Kathleen Unroe

Q: You’ve created an app to help make hospital discharge information more accessible to nursing home nurses. Why is this issue so important?

A: The reason that people go to a nursing home after being hospitalized is due to their needs for additional support for medical complexity. Receiving information that is inaccurate or delayed ties the hands of the clinical providers in the nursing home, making it more difficult to provide safe and appropriate care at the time of transition. Medications for pain or other conditions also could be delayed.

Q: Your app translates data to produce usable, easily accessible information. Why has the federal government not helped make this happen sooner? 

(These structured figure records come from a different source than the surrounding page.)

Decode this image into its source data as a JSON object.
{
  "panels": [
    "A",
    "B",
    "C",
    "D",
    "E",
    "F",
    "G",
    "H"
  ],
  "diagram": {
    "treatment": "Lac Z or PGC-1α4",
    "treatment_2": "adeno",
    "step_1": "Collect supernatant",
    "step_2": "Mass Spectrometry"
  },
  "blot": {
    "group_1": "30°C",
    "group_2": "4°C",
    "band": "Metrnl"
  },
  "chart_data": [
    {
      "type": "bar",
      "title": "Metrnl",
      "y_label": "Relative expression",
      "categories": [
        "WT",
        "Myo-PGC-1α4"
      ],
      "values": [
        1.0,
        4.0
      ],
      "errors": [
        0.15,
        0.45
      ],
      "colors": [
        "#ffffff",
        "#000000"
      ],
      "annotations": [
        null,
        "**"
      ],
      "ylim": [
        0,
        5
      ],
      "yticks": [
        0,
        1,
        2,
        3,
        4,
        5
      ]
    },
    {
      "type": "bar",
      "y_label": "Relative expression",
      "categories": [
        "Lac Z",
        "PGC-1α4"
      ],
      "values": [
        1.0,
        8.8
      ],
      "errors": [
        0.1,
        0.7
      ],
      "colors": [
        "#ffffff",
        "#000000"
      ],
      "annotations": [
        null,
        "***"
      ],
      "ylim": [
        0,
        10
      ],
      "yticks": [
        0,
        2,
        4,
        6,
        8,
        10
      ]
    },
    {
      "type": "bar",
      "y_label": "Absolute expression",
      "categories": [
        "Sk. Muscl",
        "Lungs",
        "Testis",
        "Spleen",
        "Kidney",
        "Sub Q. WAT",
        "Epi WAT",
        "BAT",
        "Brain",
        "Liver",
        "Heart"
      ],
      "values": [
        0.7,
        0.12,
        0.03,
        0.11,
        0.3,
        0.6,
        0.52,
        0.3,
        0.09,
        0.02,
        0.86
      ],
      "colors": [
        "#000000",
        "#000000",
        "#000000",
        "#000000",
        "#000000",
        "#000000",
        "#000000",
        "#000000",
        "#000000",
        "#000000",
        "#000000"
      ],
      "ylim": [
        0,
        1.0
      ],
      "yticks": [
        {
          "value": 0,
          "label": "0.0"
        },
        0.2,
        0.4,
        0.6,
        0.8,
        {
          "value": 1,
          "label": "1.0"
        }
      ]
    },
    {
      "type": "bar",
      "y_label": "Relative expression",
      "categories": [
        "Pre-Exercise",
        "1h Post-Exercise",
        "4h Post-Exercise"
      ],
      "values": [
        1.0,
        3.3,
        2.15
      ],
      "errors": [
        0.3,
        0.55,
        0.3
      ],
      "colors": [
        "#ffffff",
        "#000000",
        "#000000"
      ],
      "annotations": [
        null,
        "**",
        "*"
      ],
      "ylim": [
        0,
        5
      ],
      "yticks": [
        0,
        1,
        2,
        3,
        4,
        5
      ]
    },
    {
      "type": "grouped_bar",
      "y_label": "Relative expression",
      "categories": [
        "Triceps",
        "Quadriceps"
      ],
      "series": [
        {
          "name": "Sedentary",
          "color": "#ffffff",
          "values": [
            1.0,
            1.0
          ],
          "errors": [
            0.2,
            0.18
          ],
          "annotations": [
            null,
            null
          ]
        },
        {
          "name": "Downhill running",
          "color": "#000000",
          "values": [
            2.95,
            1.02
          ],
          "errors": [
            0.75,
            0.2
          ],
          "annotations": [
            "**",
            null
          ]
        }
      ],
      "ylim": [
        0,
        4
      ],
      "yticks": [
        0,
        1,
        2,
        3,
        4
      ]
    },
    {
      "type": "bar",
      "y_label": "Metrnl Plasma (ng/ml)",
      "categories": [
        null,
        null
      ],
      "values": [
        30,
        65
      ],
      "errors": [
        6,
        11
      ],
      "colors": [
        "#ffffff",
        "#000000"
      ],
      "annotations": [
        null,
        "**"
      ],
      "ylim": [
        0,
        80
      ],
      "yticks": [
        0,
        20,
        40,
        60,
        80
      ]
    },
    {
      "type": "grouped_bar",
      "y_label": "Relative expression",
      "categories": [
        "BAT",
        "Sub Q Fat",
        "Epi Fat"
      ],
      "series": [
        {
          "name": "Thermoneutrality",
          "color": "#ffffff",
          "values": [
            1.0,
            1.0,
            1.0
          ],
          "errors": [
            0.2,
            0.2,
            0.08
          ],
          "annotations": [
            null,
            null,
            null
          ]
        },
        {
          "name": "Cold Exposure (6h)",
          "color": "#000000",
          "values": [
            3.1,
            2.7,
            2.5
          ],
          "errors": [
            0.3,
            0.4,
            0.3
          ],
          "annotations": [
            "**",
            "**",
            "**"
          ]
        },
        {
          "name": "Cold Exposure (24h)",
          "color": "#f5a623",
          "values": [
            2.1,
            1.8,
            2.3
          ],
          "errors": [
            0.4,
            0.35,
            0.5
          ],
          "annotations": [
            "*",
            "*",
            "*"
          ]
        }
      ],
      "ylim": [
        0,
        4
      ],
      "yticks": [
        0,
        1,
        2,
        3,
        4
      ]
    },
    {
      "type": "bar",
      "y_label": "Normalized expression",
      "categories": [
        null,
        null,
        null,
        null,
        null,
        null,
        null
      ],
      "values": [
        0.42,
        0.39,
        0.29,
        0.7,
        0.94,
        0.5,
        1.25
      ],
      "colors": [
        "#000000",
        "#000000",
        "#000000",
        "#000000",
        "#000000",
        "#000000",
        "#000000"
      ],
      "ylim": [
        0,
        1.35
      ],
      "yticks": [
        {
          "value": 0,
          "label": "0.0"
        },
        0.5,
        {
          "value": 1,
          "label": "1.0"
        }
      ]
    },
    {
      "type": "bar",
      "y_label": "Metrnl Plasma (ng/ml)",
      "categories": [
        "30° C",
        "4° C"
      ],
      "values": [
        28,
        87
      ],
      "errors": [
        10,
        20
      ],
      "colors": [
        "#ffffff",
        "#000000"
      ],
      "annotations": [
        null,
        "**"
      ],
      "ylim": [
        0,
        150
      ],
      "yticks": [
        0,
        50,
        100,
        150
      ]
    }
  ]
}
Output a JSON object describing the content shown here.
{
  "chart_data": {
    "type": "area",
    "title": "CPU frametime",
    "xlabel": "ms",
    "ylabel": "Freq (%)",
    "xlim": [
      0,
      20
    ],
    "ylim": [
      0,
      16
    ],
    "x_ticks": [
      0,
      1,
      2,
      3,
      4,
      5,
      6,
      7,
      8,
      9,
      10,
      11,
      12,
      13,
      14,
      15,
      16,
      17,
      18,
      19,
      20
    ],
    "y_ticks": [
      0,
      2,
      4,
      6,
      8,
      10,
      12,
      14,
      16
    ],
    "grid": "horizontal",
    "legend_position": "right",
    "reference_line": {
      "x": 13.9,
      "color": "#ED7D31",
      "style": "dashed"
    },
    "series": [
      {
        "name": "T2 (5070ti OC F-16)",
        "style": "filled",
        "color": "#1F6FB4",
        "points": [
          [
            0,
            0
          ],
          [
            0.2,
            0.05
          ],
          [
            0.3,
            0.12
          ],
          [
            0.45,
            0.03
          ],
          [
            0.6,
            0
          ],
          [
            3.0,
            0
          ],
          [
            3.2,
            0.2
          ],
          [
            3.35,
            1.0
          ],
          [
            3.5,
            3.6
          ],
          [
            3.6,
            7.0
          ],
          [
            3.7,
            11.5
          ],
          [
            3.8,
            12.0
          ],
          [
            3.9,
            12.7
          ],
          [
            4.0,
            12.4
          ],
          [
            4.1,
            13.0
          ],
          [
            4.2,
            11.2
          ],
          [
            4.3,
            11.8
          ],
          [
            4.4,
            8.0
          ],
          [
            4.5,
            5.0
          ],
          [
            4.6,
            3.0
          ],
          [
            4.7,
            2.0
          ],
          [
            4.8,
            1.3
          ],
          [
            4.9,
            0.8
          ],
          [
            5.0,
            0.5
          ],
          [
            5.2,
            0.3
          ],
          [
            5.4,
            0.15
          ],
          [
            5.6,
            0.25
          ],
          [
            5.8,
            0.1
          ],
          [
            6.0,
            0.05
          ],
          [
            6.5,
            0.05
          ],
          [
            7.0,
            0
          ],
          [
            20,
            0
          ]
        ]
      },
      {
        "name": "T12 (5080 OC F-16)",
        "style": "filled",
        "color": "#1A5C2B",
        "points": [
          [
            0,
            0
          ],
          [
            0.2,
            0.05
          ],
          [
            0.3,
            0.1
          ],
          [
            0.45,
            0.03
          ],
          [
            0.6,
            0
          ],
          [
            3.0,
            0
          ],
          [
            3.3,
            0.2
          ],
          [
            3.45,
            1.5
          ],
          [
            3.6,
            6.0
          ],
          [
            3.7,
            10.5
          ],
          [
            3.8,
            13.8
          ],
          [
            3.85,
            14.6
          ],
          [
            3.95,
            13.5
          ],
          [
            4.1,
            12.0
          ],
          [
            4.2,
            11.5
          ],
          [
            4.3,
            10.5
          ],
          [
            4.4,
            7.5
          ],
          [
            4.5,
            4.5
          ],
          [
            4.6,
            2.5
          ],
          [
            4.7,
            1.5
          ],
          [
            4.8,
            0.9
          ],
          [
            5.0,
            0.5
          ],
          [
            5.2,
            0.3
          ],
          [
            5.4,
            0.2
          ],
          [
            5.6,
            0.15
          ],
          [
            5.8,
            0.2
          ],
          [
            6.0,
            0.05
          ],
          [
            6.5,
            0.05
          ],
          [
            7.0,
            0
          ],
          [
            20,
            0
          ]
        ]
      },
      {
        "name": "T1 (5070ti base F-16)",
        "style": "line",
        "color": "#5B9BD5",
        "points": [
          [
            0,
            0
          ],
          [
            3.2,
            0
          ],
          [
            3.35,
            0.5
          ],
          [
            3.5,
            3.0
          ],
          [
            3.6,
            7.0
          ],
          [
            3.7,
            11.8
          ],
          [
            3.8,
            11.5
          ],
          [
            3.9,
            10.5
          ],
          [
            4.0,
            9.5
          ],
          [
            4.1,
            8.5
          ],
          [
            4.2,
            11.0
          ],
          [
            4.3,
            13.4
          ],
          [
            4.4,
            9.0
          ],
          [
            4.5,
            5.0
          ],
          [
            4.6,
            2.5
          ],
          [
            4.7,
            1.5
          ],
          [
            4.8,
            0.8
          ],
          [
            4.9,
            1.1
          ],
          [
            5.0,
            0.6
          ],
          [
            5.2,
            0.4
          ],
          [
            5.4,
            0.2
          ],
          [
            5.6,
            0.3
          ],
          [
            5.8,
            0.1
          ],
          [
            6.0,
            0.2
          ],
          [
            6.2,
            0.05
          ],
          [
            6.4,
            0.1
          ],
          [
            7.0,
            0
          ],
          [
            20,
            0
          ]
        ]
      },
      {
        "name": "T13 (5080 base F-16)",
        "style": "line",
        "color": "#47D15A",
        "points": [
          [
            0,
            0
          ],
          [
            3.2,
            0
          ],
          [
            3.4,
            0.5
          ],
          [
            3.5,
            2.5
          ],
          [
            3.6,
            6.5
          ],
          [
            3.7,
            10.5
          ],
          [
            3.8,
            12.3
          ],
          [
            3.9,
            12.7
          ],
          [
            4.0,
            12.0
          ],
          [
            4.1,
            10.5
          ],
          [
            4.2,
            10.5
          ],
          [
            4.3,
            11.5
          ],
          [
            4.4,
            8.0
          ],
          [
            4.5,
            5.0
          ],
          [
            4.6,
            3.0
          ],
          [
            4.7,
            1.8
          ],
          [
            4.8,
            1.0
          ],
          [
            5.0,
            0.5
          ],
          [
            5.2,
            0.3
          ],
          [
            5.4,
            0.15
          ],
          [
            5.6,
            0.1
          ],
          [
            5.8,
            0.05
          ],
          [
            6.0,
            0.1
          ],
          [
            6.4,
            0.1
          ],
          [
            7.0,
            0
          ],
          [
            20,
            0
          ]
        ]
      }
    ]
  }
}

A: This is an issue we have had the technology to solve for a long time, and I and other clinicians are frustrated that the situation varies so much by facility and by discharging hospital. I appreciate that CMS is pushing hospitals to take responsibility for transmitting appropriate and timely information to nursing homes to support care transfers. Our work is focused on how this information should be optimally presented so it can be integrated into workflows. A nursing home admission nurse or admitting physician should not have to sift through a pile of paper or dig through lengthy electronic health records to capture basic pieces of data that we need. 

Q: You plan to create a prototype that could become publicly available. What are the benefits?

A: Costs of staff training are reduced if the time is put into thoughtful, user-centered design. Increasing sophistication of medical record systems and a greater push for interoperability mean it is possible to get widespread solutions into nursing home use.